Historically, power was used to separate and physically divide populations. The implementation of power was visible, for example, public executions during medieval times were visible to the public. However, Foucault has argued that modern power resembles the Panopticon. The Panopticon is characterised without visible banishment and punishment. Instead power is exerted through a system where individuals are visible to through the observation tower and they are monitored. However, power is not in plain sight, unlike the medieval times. People are watched and coerced to follow rules without any explicit and visible action. Furthermore, sovereign power by nature is visible and can be resisted, unlike disciplinary micro-power which is non-tangible. As a result, disciplinary micro-power manipulates, through panopticon mechanisms, manipulates the ability to resist power due to a lack of an identifiable central node of power.
Power through the panopticon mechanism is deployed in colonial and post-colonial contexts. Medicine in a colonial and post-colonial context is one manifestation of disciplinary micro-power, where power is employed through objectification of the human body, surveillance and enforcement of civilization of a population. Medicine was restructured along the same timeline as colonization. Africans in the context of colonialism were objectified by their colonizers through the field of medicine. The medical gaze was used to reproduce the “African patient as quite literally a lump of flesh”. According to Megan Vaughn, these colonial medical sites served as medical labs to photograph and document their patients in order to serve economic and political motives.
The colonial medical gaze researched and divided the African body in comparison to the European body. Observing and reducing the body to “flesh” allowed for European settlers to scrutinize and justify the development of racial hierarchies. Racial hierarchies grounded by medical observations fueled the power imbalance and inequalities observed during the colonialism. By placing the African body at the bottom of the chain through observation and objectification, European colonizers also used information derived from the colonial medical gaze to justify their action. For example, the British used research from British colonial medical clinics to justify their slave trades. Their studies concluded that the African body is different from the European body and is better suited to tropical environments. Thus, the reduction of the African body justified slave trades to exploit Africans for labour in tropical climates.

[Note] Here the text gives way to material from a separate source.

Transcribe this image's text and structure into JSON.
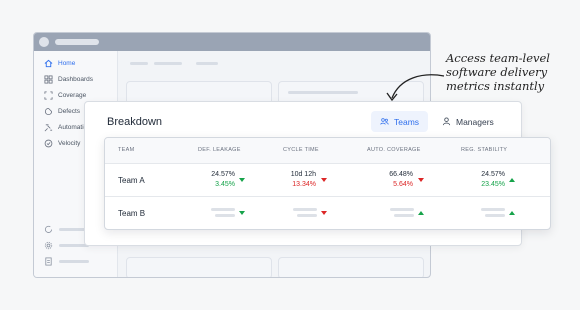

The objectification of the African body also facilitated the exploitation of humans to serve colonial economic interests. Medicine was used in a colonial context to ensure a more productive work force rather than serving humanitarian health care. Whereas brute force was used in previous times, disciplinary micro-power normalized health as a commodity to ensure a productive work force. Furthermore, power was strategically employed through medicine to dismantle notions of resistance. Emerging medicine practices incorporated indigenous African healing traditions to circumvent and “undermine the African’s mistrust of the European medicine”. The accommodation of African traditions was not to develop positive relations with the community to promote health outcomes. Rather, it served to encourage the trust of African communities to reduce resistance and re-establish power relations so colonizers re-gain control of human bodies. The false guise of trust and transparency diminished the realization of resistance.
Exemplified by Foucault’s statement “Where there is power, there is resistance, but never outside the power system. While may be resist power and disrupt a little bit “everyday resistance” but never dismantle it. ” Colonizers controlled the sociological aspects of the African society and human body through medicine and manipulated populations to believe it was in their best interest.